Cette semaine, plusieurs quotidiens indiquaient que la Cour de Justice vient de rendre la pointeuse obligatoire pour tous les employeurs.

Nous sommes d'avis que cette affirmation doit être nuancée.

 

Contexte

 

Un juge de la Cour nationale d'Espagne a soumis une série de questions préjudicielles à la Cour de Justice de l'Union européenne. La question était de savoir si le droit communautaire, notamment à travers la directive sur le temps de travail, impose une obligation générale d'enregistrer les prestations quotidiennes.

 

Le 14 mai 2019, la Cour a formulé une réponse à cette question :

« Un régime légal national qui n'oblige pas explicitement les employeurs à une forme quelconque d'enregistrement ou de contrôle des temps de travail normaux des travailleurs ne permet pas de garantir le respect des prescriptions minimales de la directive. » 

 

La Cour d'Espagne doit à présent se prononcer sur le fond. Elle devra pour ce faire vérifier si l'obligation d'enregistrement prévue par le droit espagnol garantit une protection efficace de la sécurité et de la santé des travailleurs.

 

Qu'est-ce que cela signifie pour les employeurs belges ?

 

La réponse donnée par la Cour de Justice à une telle question préjudicielle n'a en principe aucune force contraignante directe pour les États membres autres que celui qui a posé la question.

Toutefois, elle oriente d'une certaine manière l'interprétation de la réglementation européenne.

 

Selon notre première analyse, la réglementation belge sur la durée du travail offre suffisamment de garanties conformes à la directive et à l'arrêt en question.

 

C'est à l'employeur belge qu'il appartient de se conformer de manière adéquate à ces obligations légales et de prouver que ces obligations ont été respectées.
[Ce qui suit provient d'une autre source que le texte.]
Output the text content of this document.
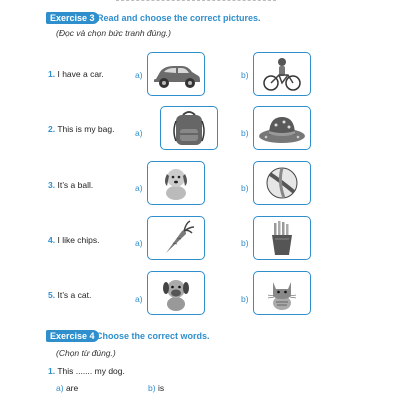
Exercise 3 Read and choose the correct pictures.
(Đọc và chọn bức tranh đúng.)
1. I have a car.	a)	b)
2. This is my bag. a)	b)
3. It’s a ball.	a)	b)
4. I like chips.	a)	b)
5. It’s a cat.	a)	b)
Exercise 4 Choose the correct words.
(Chọn từ đúng.)
1. This ....... my dog.
a) are	b) is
En la matière, une pointeuse est l'instrument de contrôle tout indiqué.

Néanmoins, d'autres alternatives permettent également une bonne gestion du temps de travail.

 

Reste à voir si le législateur belge voudra procéder à une intervention dans le sillage de cet arrêt, et quelles en seront les implications pour notre législation.

Il n'est donc pas (encore) question d'une obligation générale de recourir à la pointeuse.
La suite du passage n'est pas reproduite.